= Jamie Fielding (musician) =

Australian pianist, composer, and experimental musician

Jamie Fielding (1960–1993) was an Australian pianist, composer, and experimental musician.

Fielding began his music career as a jazz musician, but later became interested in electronic music, working extensively with a Yamaha DX-7 synthesiser. He performed in Michael Sheridan's Slaughter House 3 ensemble, and with various Sydney musicians, such as pianist Chris Abrahams.
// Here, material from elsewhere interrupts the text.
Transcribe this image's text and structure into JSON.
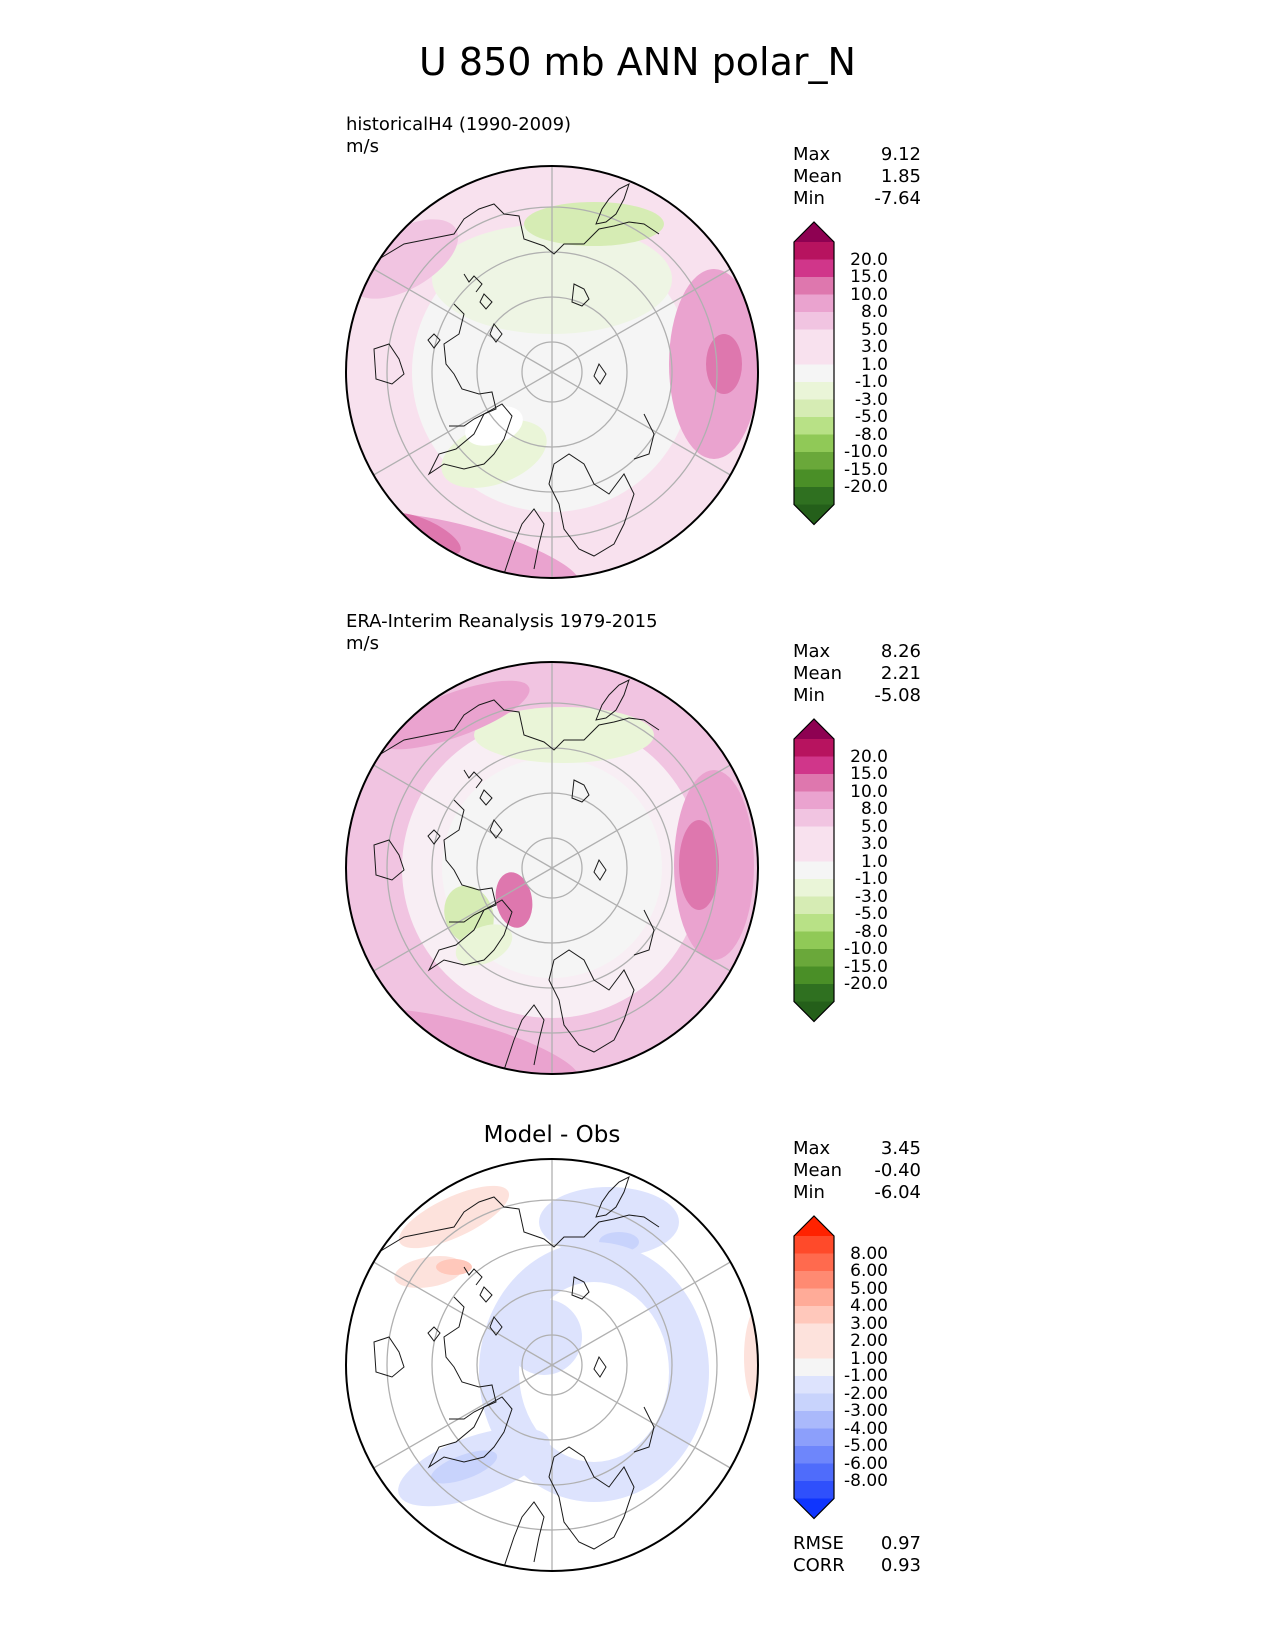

Fielding died in a train accident, aged 32. In 1991 Fielding had recorded the Extinkt LP, with Guy Maddison (bass, trombone), Sybilla (vocals), Peter Harvey (drums), Jon Evans (tapes), Michael Sheridan (guitar), and John Murphy (synth). The CD was released posthumously on the Dr Jims label. A triple CD overview of Fielding's music, Notes From The Underground was compiled by Michael Sheridan and Martin Jackson, and released on the Australian Independent Jazz Artist label.

Jamie Fielding, Martin Jackson and others founded the Melbourne Jazz Co-operative in late 1982 with the intention of presenting as wide a range of jazz styles as on offer in Melbourne at the time. A broad range of jazz styles were encouraged including rock-influenced, bebop, avant-garde to fusion.